Another important case occurs when all values are identical. Every length-5 subsequence contains the same value five times, making the middle value trivially the unique mode. The combinatorial counting naturally reduces to counting all length-5 subsequences, which is exactly $\binom{n}{5}$.
A third subtle case occurs when another value ties the middle value. For example, in [1,2,2,3,3], both 2 and 3 appear twice. Although the middle value is a mode, it is not a unique mode. The aggregate subtraction formulas explicitly count and remove these tie configurations, preventing overcounting.

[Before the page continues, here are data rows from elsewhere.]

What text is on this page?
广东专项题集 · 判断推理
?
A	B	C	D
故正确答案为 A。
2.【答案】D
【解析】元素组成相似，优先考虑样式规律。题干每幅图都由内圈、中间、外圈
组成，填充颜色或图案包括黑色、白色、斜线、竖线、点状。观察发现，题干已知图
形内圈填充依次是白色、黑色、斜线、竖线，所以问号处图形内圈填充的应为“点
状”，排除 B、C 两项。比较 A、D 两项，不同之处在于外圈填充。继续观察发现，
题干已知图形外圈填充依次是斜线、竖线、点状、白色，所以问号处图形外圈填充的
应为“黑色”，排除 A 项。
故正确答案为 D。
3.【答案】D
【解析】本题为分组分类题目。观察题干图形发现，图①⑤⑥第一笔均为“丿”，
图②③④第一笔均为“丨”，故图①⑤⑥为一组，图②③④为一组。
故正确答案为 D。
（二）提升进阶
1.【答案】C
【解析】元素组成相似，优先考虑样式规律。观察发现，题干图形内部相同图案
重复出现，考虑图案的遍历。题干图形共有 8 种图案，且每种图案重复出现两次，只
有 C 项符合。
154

A final edge case involves very large arrays with many distinct values. Any solution that loops over all distinct values for every index becomes quadratic and fails. The maintained aggregate sums allow the implementation to update only the current value while still accounting for every other value collectively, preserving linear complexity.